Bisnis.com, JAKARTA - Bank Indonesia memperkirakan inflasi indeks harga konsumen tahun ini akan mencapai 4,2 persen. Angka ini sedikit di atas sasaran bank sentral yang ditetapkan 2-4 persen pada tahun ini.
Meskipun meleset dari perkiraaan, Gubernur Bank Indonesia (BI) Perry Warjiyo menegaskan inflasi inti dan ekspektasi inflasi masih bisa terkendali dalam kisaran 3 persen plus minus satu persen. Bahkan, menurut Perry, inflasi akan kembali dalam batas sasaran.
"Baik ekspektasi inflasi maupun inflasi inti," tegasnya dalam seminar nasional bertajuk 'Managing Inflation to Boost Economic Growth', Rabu (15/6/2022).
Ke depannya, BI akan terus memantau inflasi ini.
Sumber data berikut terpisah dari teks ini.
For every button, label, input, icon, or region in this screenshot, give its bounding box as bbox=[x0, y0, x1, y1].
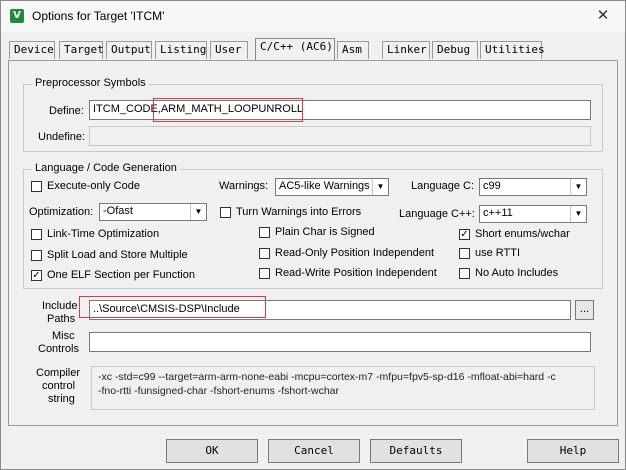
language-c-value: c99 bbox=[483, 180, 501, 192]
one-elf-checkbox[interactable]: ✓ bbox=[31, 270, 42, 281]
defaults-button[interactable]: Defaults bbox=[370, 439, 462, 463]
optimization-value: -Ofast bbox=[103, 205, 133, 217]
tab-target[interactable]: Target bbox=[59, 41, 104, 59]
include-highlight-box bbox=[79, 296, 266, 318]
ok-button[interactable]: OK bbox=[166, 439, 258, 463]
execute-only-label: Execute-only Code bbox=[47, 180, 140, 192]
use-rtti-checkbox[interactable] bbox=[459, 248, 470, 259]
turn-warnings-label: Turn Warnings into Errors bbox=[236, 206, 362, 218]
chevron-down-icon: ▼ bbox=[570, 206, 586, 222]
misc-controls-field[interactable] bbox=[89, 332, 591, 352]
help-button[interactable]: Help bbox=[527, 439, 619, 463]
compiler-label: Compiler bbox=[36, 367, 81, 379]
plain-char-label: Plain Char is Signed bbox=[275, 226, 375, 238]
chevron-down-icon: ▼ bbox=[570, 179, 586, 195]
warnings-value: AC5-like Warnings bbox=[279, 180, 370, 192]
controls-label: Controls bbox=[38, 343, 79, 355]
optimization-select[interactable]: -Ofast ▼ bbox=[99, 203, 207, 221]
tab-linker[interactable]: Linker bbox=[382, 41, 430, 59]
no-auto-includes-label: No Auto Includes bbox=[475, 267, 559, 279]
short-enums-label: Short enums/wchar bbox=[475, 228, 570, 240]
optimization-label: Optimization: bbox=[29, 206, 94, 218]
language-cpp-label: Language C++: bbox=[399, 208, 475, 220]
tab-user[interactable]: User bbox=[210, 41, 248, 59]
link-time-label: Link-Time Optimization bbox=[47, 228, 160, 240]
split-load-label: Split Load and Store Multiple bbox=[47, 249, 188, 261]
compiler-string-line1: -xc -std=c99 --target=arm-arm-none-eabi … bbox=[98, 371, 556, 383]
tab-output[interactable]: Output bbox=[106, 41, 152, 59]
warnings-select[interactable]: AC5-like Warnings ▼ bbox=[275, 178, 389, 196]
ropi-label: Read-Only Position Independent bbox=[275, 247, 434, 259]
language-group-title: Language / Code Generation bbox=[32, 162, 180, 174]
use-rtti-label: use RTTI bbox=[475, 247, 521, 259]
split-load-checkbox[interactable] bbox=[31, 250, 42, 261]
language-c-select[interactable]: c99 ▼ bbox=[479, 178, 587, 196]
ropi-checkbox[interactable] bbox=[259, 248, 270, 259]
define-highlight-box bbox=[153, 98, 303, 122]
window-title: Options for Target 'ITCM' bbox=[32, 9, 165, 23]
language-c-label: Language C: bbox=[411, 180, 474, 192]
tab-listing[interactable]: Listing bbox=[155, 41, 207, 59]
rwpi-label: Read-Write Position Independent bbox=[275, 267, 437, 279]
define-label: Define: bbox=[49, 105, 84, 117]
paths-label: Paths bbox=[47, 313, 76, 325]
turn-warnings-checkbox[interactable] bbox=[220, 207, 231, 218]
short-enums-checkbox[interactable]: ✓ bbox=[459, 229, 470, 240]
tab-device[interactable]: Device bbox=[9, 41, 55, 59]
language-cpp-select[interactable]: c++11 ▼ bbox=[479, 205, 587, 223]
title-bar: V Options for Target 'ITCM' ✕ bbox=[1, 1, 625, 32]
keil-app-icon: V bbox=[10, 9, 24, 23]
execute-only-checkbox[interactable] bbox=[31, 181, 42, 192]
chevron-down-icon: ▼ bbox=[190, 204, 206, 220]
plain-char-checkbox[interactable] bbox=[259, 227, 270, 238]
options-dialog: V Options for Target 'ITCM' ✕ Device Tar… bbox=[0, 0, 626, 470]
browse-include-button[interactable]: ... bbox=[575, 300, 594, 320]
rwpi-checkbox[interactable] bbox=[259, 268, 270, 279]
chevron-down-icon: ▼ bbox=[372, 179, 388, 195]
link-time-checkbox[interactable] bbox=[31, 229, 42, 240]
one-elf-label: One ELF Section per Function bbox=[47, 269, 195, 281]
control-label: control bbox=[42, 380, 76, 392]
no-auto-includes-checkbox[interactable] bbox=[459, 268, 470, 279]
compiler-string-line2: -fno-rtti -funsigned-char -fshort-enums … bbox=[98, 385, 339, 397]
tab-cc-ac6[interactable]: C/C++ (AC6) bbox=[255, 38, 335, 60]
tab-utilities[interactable]: Utilities bbox=[480, 41, 545, 59]
include-label: Include bbox=[42, 300, 78, 312]
compiler-control-string: -xc -std=c99 --target=arm-arm-none-eabi … bbox=[91, 366, 595, 410]
tab-debug[interactable]: Debug bbox=[432, 41, 478, 59]
preprocessor-group-title: Preprocessor Symbols bbox=[32, 77, 149, 89]
misc-label: Misc bbox=[52, 330, 75, 342]
close-icon[interactable]: ✕ bbox=[593, 6, 613, 26]
tab-asm[interactable]: Asm bbox=[337, 41, 369, 59]
warnings-label: Warnings: bbox=[219, 180, 269, 192]
undefine-field[interactable] bbox=[89, 126, 591, 146]
language-cpp-value: c++11 bbox=[483, 207, 513, 219]
undefine-label: Undefine: bbox=[38, 131, 86, 143]
string-label: string bbox=[48, 393, 75, 405]
cancel-button[interactable]: Cancel bbox=[268, 439, 360, 463]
Sejauh ini, jelas Perry, inflasi masih terkendali dan skenario tersebut terus dilakukan BI dengan tetap mewaspadai perkembangan inflasi ke depan.
Dia berharap tidak ada kejutan-kejutan di global maupun domestik sehingga secara keseluruhan pemulihan ekonomi secara domestik terus berlanjut, stabilitas makro ekonomi, dan keuangan terjaga, serta inflasi dan nilai tukar terjaga.
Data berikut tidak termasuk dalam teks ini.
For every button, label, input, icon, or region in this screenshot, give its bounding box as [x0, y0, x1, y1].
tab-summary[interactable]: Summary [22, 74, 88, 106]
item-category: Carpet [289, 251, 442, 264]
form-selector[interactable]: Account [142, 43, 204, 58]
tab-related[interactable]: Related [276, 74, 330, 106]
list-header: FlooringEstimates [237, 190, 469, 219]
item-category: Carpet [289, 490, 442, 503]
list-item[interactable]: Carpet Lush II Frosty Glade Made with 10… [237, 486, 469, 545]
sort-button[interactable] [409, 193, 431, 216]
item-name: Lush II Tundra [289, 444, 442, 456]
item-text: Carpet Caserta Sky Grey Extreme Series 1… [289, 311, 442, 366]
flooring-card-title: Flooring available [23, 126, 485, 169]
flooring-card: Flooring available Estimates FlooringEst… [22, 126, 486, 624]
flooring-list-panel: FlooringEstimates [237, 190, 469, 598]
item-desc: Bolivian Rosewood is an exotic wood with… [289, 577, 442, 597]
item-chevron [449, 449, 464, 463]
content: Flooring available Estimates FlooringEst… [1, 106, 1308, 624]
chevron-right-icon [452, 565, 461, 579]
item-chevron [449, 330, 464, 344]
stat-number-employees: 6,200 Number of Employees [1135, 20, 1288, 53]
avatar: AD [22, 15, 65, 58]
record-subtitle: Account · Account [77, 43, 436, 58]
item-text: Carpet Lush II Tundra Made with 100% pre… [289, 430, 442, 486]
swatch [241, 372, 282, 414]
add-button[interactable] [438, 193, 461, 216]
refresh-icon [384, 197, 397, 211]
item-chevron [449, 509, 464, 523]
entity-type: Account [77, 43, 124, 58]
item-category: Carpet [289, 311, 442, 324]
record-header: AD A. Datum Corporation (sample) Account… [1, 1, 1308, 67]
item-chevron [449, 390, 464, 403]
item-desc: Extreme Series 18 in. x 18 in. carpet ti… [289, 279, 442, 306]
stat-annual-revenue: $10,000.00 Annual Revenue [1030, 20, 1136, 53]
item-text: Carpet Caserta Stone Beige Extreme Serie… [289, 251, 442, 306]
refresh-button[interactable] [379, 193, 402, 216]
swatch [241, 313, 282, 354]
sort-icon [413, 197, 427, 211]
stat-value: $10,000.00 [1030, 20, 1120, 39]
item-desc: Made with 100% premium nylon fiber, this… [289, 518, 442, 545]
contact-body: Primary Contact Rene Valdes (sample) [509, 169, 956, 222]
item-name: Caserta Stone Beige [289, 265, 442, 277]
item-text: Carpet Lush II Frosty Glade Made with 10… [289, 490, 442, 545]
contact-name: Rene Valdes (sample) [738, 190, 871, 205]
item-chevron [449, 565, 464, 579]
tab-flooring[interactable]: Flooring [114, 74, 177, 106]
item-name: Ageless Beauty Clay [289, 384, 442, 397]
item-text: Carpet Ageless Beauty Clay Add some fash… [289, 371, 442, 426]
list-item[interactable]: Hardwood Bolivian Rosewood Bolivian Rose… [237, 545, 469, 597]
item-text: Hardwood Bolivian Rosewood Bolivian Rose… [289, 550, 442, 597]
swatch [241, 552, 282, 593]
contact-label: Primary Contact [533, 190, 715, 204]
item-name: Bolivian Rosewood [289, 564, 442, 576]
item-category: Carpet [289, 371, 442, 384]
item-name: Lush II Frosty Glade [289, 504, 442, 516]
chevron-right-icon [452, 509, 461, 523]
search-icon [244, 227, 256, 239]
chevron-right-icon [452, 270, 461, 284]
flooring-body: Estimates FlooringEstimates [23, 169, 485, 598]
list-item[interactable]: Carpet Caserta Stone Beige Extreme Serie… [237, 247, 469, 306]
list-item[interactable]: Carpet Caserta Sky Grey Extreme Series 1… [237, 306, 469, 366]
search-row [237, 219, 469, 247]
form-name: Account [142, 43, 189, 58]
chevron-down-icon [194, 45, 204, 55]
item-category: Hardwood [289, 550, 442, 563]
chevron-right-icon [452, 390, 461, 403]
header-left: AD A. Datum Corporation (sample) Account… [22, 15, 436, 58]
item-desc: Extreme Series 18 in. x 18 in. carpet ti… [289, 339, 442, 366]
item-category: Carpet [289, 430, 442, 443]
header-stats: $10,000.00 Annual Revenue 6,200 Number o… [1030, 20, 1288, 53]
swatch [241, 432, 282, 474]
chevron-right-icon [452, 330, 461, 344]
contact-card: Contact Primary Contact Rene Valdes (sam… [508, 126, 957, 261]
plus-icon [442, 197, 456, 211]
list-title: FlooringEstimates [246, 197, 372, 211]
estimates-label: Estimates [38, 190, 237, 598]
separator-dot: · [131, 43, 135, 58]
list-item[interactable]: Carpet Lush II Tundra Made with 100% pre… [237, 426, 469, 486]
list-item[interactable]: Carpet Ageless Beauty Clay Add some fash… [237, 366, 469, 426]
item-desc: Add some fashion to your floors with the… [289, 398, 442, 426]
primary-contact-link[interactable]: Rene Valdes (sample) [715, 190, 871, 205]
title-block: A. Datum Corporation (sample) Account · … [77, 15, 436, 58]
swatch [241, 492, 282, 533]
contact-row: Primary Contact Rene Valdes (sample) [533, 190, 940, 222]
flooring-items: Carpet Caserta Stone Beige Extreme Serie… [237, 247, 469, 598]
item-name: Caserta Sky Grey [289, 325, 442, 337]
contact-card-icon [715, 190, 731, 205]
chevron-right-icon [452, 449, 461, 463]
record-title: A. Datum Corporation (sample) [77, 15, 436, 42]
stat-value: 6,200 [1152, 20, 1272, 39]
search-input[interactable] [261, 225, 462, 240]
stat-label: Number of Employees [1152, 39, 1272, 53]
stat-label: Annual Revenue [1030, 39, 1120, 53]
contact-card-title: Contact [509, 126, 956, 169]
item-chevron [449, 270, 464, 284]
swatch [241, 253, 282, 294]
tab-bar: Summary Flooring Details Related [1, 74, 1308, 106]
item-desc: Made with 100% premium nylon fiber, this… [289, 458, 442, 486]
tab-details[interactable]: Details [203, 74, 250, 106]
Dengan perkembangan tersebut, dia memastikan BI tetap akan dan sudah melakukan normalisasi.
Baca Juga
"Normalisasi yang kami lakukan melalui likuiditas, penyerapan likuiditas yaitu dengan menaikkan giro wajib minimum (GWM)," ujarnya.
"Bahkan dalam rapat dewan gubernur (RDG) terakhir kami mempercepat normalisasi dari likuiditas tadi," tegas Perry.
BI sebelumnya telah mengumumkan untuk mempercepat kenaikan GWM. Awalnya, GWM ditingkatkan secara bertahap menjadi 6,5 persen pada September mendatang.
Namun, BI memutuskan untuk mempercepat tahapan tersebut menjadi 6 persen di Juni, 7 persen di Juli, dan 9 persen di September, tanpa mengganggu kemampuan perbankan, menyalurkan kredit dan pembiayaan Surat Berharga Negara (SBN).
Perry menjelaskan, dalam dua tahun terakhir likuiditas di perbankan sangat longgar lantaran BI menambah likuiditas quantitative easing dalam jumlah sangat besar.
Alat likuid/DPK saat ini mencapai 29 persen dan diprediksi akan turun menjadi 27 persen dengan adanya kenaikan GWM.
Namun, kata Perry, 27 persen tersebut masih jauh lebih tinggi dari alat likuid/DPK sebelum Covid-19 yang kala itu mencapai 21 persen.
"Ini yang kami lakukan, normalisasi kebijakan moneter melalui penyerapan likuiditas dengan kenaikan GWM," ujar dia.